Mereka ingin memastikan kondisi para mantan penumpang tersebut. Khawatir ada di antara mereka yang tertular.
Cebu Air adalah maskapai milik Cebu Pacific. Pria itu datang ke Filipina pada 21 Januari 2020. Dia menumpang pesawat dengan rute Hong Kong ke Cebu. Lalu dari Cebu ke Dumaguete di Filipina tengah.
Baru beberapa hari di Filipina, pria berusia 44 tahun itu meninggal dunia karena virus corona. Ini kematian pertama di luar China akibat virus corona.
Departemen Kesehatan mengatakan sekarang ada dua orang yang terinfeksi. Termasuk korban yang meninggal pada hari Sabtu (1/2/2020).

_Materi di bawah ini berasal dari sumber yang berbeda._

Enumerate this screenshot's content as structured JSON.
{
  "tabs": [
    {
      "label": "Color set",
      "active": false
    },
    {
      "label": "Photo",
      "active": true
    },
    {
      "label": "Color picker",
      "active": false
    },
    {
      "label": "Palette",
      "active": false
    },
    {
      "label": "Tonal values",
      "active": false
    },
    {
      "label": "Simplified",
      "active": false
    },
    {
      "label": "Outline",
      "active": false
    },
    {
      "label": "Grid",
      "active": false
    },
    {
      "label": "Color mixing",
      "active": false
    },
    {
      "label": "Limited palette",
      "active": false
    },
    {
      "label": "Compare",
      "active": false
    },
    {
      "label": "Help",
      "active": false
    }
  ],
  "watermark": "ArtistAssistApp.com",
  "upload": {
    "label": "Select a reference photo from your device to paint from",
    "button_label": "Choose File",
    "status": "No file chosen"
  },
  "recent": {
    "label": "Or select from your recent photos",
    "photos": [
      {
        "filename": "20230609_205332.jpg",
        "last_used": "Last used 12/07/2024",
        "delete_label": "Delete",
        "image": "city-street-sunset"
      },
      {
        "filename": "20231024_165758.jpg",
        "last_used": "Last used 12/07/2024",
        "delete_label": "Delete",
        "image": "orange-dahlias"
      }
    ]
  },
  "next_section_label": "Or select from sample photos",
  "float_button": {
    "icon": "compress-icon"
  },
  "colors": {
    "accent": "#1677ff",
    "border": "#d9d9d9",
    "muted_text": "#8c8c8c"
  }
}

Pria itu, yang dirawat di rumah sakit pemerintah di Manila sejak 25 Januari. Dia menderita pneumonia parah.
Di China, jumlah kematian akibat wabah virus corona telah mencapai 304 pada Sabtu. Jumlah kasus infeksi tercatat di lebih dari 14.000.
Pria yang meninggal itu adalah pendamping wanita China berusia 38 tahun. Juga dari Wuhan. Yang pertama kali dinyatakan positif mengidap virus di Filipina.
Kedua pasien tiba di Filipina melalui Hong Kong pada 21 Januari.
Pasien yang meninggal sempat menunjukkan kondisi tubuh stabil. Ada tanda-tanda perbaikan selama beberapa hari terakhir di rumah sakit.
"Kondisinya memburuk dalam 24 jam sebelum dia meninggal," ujar Sekretaris Kesehatan, Francisco Duque.
"Kami saat ini bekerja dengan kedutaan besar China untuk memastikan pengelolaan mayat yang bermartabat sesuai dengan standar nasional dan internasional untuk mengatasi penyakit ini," katanya.